A Generalized Argmax Theorem with Applications

TL;DR

This paper generalizes the argmax theorem to allow maximization over converging subsets, simplifying proofs and enabling new results in structural break estimation, boundary parameter estimation, and weak identification.

Contribution

It introduces a generalized argmax theorem applicable to sequences of subsets, broadening its utility in econometric and statistical inference.

Findings

Simplifies proofs for existing estimation results.

Enables new theoretical results in structural break analysis.

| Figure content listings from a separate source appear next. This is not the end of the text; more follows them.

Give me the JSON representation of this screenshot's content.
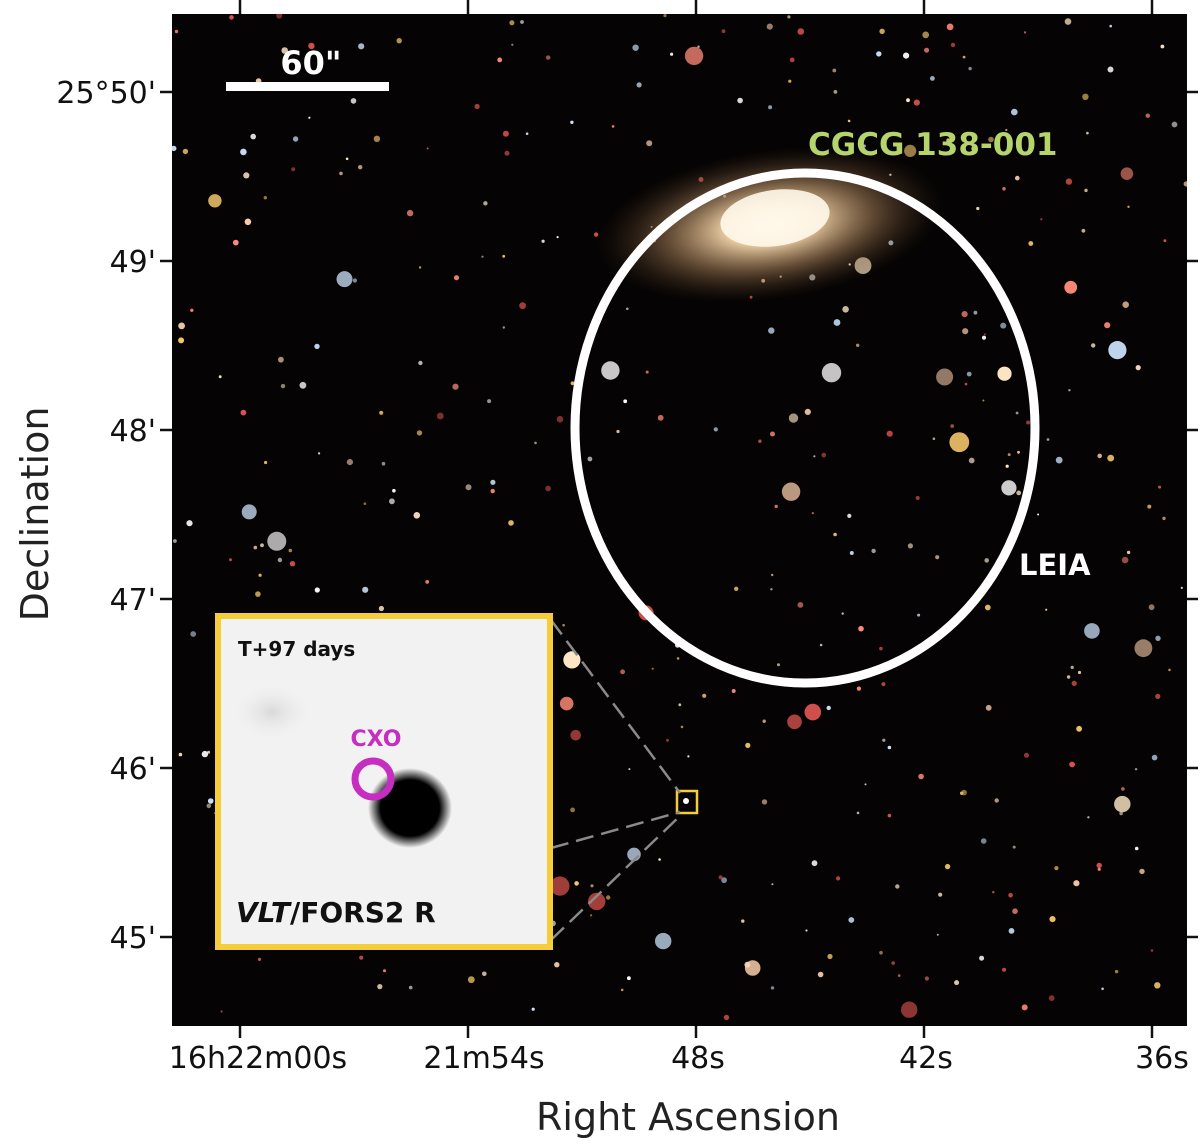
{
  "figure": {
    "axes": {
      "x_title": "Right Ascension",
      "y_title": "Declination",
      "x_ticks": [
        "16h22m00s",
        "21m54s",
        "48s",
        "42s",
        "36s"
      ],
      "y_ticks": [
        "25°50'",
        "49'",
        "48'",
        "47'",
        "46'",
        "45'"
      ]
    },
    "scale_bar_label": "60\"",
    "galaxy_label": "CGCG 138-001",
    "region_label": "LEIA",
    "inset": {
      "epoch_label": "T+97 days",
      "source_label": "CXO",
      "instrument_italic": "VLT",
      "instrument_rest": "/FORS2 R"
    },
    "colors": {
      "galaxy_label": "#b5d46c",
      "inset_frame": "#f5cc3a",
      "source_circle": "#c52ec0",
      "ellipse": "#ffffff",
      "sky": "#050303"
    }
  }
}
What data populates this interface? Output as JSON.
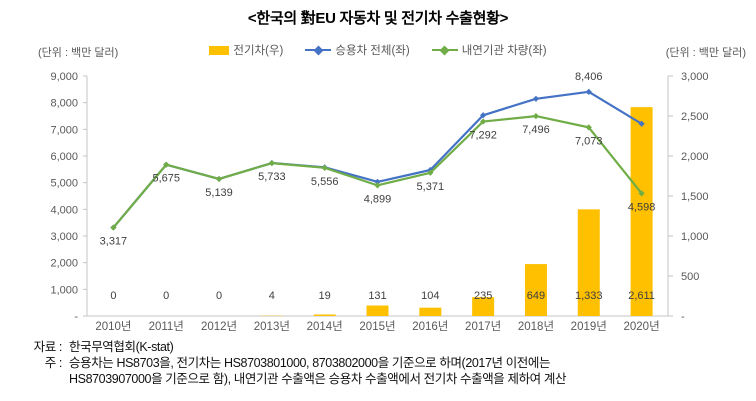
{
  "title": "<한국의 對EU 자동차 및 전기차 수출현황>",
  "units": {
    "left": "(단위 : 백만 달러)",
    "right": "(단위 : 백만 달러)"
  },
  "legend": [
    {
      "label": "전기차(우)",
      "type": "bar",
      "color": "#FFC000"
    },
    {
      "label": "승용차 전체(좌)",
      "type": "line",
      "color": "#4472C4"
    },
    {
      "label": "내연기관 차량(좌)",
      "type": "line",
      "color": "#70AD47"
    }
  ],
  "chart_data": {
    "type": "combo-bar-line",
    "categories": [
      "2010년",
      "2011년",
      "2012년",
      "2013년",
      "2014년",
      "2015년",
      "2016년",
      "2017년",
      "2018년",
      "2019년",
      "2020년"
    ],
    "series": [
      {
        "name": "전기차(우)",
        "type": "bar",
        "axis": "right",
        "color": "#FFC000",
        "values": [
          0,
          0,
          0,
          4,
          19,
          131,
          104,
          235,
          649,
          1333,
          2611
        ],
        "labels": [
          "0",
          "0",
          "0",
          "4",
          "19",
          "131",
          "104",
          "235",
          "649",
          "1,333",
          "2,611"
        ]
      },
      {
        "name": "승용차 전체(좌)",
        "type": "line",
        "axis": "left",
        "color": "#4472C4",
        "values": [
          3317,
          5675,
          5139,
          5737,
          5575,
          5030,
          5475,
          7527,
          8145,
          8406,
          7209
        ],
        "point_labels": [
          {
            "index": 9,
            "text": "8,406",
            "position": "above"
          }
        ]
      },
      {
        "name": "내연기관 차량(좌)",
        "type": "line",
        "axis": "left",
        "color": "#70AD47",
        "values": [
          3317,
          5675,
          5139,
          5733,
          5556,
          4899,
          5371,
          7292,
          7496,
          7073,
          4598
        ],
        "point_labels": [
          {
            "index": 0,
            "text": "3,317",
            "position": "below"
          },
          {
            "index": 1,
            "text": "5,675",
            "position": "below"
          },
          {
            "index": 2,
            "text": "5,139",
            "position": "below"
          },
          {
            "index": 3,
            "text": "5,733",
            "position": "below"
          },
          {
            "index": 4,
            "text": "5,556",
            "position": "below"
          },
          {
            "index": 5,
            "text": "4,899",
            "position": "below"
          },
          {
            "index": 6,
            "text": "5,371",
            "position": "below"
          },
          {
            "index": 7,
            "text": "7,292",
            "position": "below"
          },
          {
            "index": 8,
            "text": "7,496",
            "position": "below"
          },
          {
            "index": 9,
            "text": "7,073",
            "position": "below"
          },
          {
            "index": 10,
            "text": "4,598",
            "position": "below"
          }
        ]
      }
    ],
    "left_axis": {
      "min": 0,
      "max": 9000,
      "step": 1000,
      "ticks": [
        "-",
        "1,000",
        "2,000",
        "3,000",
        "4,000",
        "5,000",
        "6,000",
        "7,000",
        "8,000",
        "9,000"
      ]
    },
    "right_axis": {
      "min": 0,
      "max": 3000,
      "step": 500,
      "ticks": [
        "-",
        "500",
        "1,000",
        "1,500",
        "2,000",
        "2,500",
        "3,000"
      ]
    },
    "grid": false,
    "legend_position": "top"
  },
  "colors": {
    "bar": "#FFC000",
    "line_total": "#4472C4",
    "line_ice": "#70AD47",
    "axis_text": "#595959",
    "data_label": "#404040",
    "axis_line": "#C6C6C6"
  },
  "footnotes": {
    "source_label": "자료 :",
    "source_text": "한국무역협회(K-stat)",
    "note_label": "주 :",
    "note_line1": "승용차는 HS8703을, 전기차는 HS8703801000, 8703802000을 기준으로 하며(2017년 이전에는",
    "note_line2": "HS8703907000을 기준으로 함), 내연기관 수출액은 승용차 수출액에서 전기차 수출액을 제하여 계산"
  }
}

Applicable to boundary and weakly identified parameters.

Abstract

The argmax theorem is a useful result for deriving the limiting distribution of estimators in many applications. The conclusion of the argmax theorem states that the argmax of a sequence of stochastic processes converges in distribution to the argmax of a limiting stochastic process. This paper generalizes the argmax theorem to allow the maximization to take place over a sequence of subsets of the domain. If the sequence of subsets converges to a limiting subset, then the conclusion of the argmax theorem continues to hold. We demonstrate the usefulness of this generalization in three applications: estimating a structural break, estimating a parameter on the boundary of the parameter space, and estimating a weakly identified parameter. The generalized argmax theorem simplifies the proofs for existing results and can be used to prove new results in these literatures.